Kashi Tamil Sangamam  was a month-long programme organized by the Ministry of Education, Government of India to celebrate,reaffirm and rediscover the age-old links between Tamil Nadu and Varanasi. It was inaugurated by Prime Minister Narendra Modi on November 19,2022 .

Background 
As a part of "Azadi Ka Amrit Mahotsav" to uphold the Spirit of "Ek Bharat Shrestha Bharat", and to expand the relevancy of National Education Policy 2020, a proposal was made before the Ministry of Education, Government of India aiming to rediscover the age-old links of knowledge and civilization between the South Indian state of Tamil Nadu and the Holy City Varanasi (also known as Kashi). The Program was sponsored by IIT Madras in association with Banaras Hindu University.  Ministry of Railways had also announced special trains for Sangamam.

Delegation 
The Event was attended by Chief Minister of Uttar Pradesh Yogi Adityanath and most of the Cabinet Ministers of Government of India including Home Minister Amit Shah, Defence Minister Rajnath Singh,Education Minister Dharmendra Pradhan, Piyush Goyal , Kiren Rijiju and I&B Minister Anurag Thakur . It was also attended by prominent spiritual leaders including Sadguru, Swami Ramdev and Sri Sri Ravishankar.

Controversy 
The Center wrote to Tamil Nadu Chief Minister MK Stalin a month prior to the event seeking his support and participation in the ongoing Kashi Tamil Sangamam but hasn't received a response.
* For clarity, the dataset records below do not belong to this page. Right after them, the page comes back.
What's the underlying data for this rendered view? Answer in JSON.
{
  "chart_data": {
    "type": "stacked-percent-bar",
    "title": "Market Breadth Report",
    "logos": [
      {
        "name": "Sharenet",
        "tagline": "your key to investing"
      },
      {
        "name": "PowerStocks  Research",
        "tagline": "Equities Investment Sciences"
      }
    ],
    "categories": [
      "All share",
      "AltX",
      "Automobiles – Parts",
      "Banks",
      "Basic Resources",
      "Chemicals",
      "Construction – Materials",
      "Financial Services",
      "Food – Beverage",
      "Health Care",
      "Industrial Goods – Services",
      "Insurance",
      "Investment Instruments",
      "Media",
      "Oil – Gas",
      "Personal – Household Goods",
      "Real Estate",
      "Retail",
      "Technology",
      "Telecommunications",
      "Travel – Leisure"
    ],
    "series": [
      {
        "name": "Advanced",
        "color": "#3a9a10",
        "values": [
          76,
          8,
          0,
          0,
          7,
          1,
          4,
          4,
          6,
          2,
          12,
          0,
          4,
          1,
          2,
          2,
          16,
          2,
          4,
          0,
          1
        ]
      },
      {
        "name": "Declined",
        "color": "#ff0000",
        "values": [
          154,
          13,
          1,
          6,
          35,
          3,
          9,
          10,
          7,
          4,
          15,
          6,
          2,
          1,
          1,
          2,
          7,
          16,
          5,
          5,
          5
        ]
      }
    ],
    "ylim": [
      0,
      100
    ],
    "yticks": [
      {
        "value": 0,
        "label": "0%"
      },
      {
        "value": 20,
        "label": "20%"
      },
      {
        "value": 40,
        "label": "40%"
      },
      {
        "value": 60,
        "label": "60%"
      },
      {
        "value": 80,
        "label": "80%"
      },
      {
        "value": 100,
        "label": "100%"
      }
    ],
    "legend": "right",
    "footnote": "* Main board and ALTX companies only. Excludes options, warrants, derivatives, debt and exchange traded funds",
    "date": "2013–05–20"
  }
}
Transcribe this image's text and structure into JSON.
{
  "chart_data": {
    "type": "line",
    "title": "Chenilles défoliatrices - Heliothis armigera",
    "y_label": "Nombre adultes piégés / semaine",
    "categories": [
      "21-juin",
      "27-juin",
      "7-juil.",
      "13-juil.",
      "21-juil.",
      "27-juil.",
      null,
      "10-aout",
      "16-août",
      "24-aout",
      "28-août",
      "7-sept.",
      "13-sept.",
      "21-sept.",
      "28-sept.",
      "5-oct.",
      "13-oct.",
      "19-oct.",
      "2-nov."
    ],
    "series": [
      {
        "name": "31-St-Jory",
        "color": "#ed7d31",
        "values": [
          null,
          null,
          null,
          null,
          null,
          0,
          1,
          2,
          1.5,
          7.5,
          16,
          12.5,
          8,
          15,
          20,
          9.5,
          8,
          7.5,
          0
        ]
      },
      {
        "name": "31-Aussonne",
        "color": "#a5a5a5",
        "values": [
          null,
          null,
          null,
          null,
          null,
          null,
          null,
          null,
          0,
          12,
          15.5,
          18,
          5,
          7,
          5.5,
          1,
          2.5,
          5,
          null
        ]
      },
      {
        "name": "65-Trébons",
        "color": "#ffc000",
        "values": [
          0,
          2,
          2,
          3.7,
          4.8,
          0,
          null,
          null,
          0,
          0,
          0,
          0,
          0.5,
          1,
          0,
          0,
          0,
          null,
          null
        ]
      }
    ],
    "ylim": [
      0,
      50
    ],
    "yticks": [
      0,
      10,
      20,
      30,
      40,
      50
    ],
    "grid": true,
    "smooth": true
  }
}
The Central government accused Stalin for not supporting the initiative while the DMK leaders accused that the government didn't invited them.

Reception 
The event received a lot of appreciation and compliments from Tamil scholars and was marked as a huge success while the political pundits termed it as a masterstroke of Prime Minister Modi for increasing the focus of Tamil People towards him which could politically benefit him in future.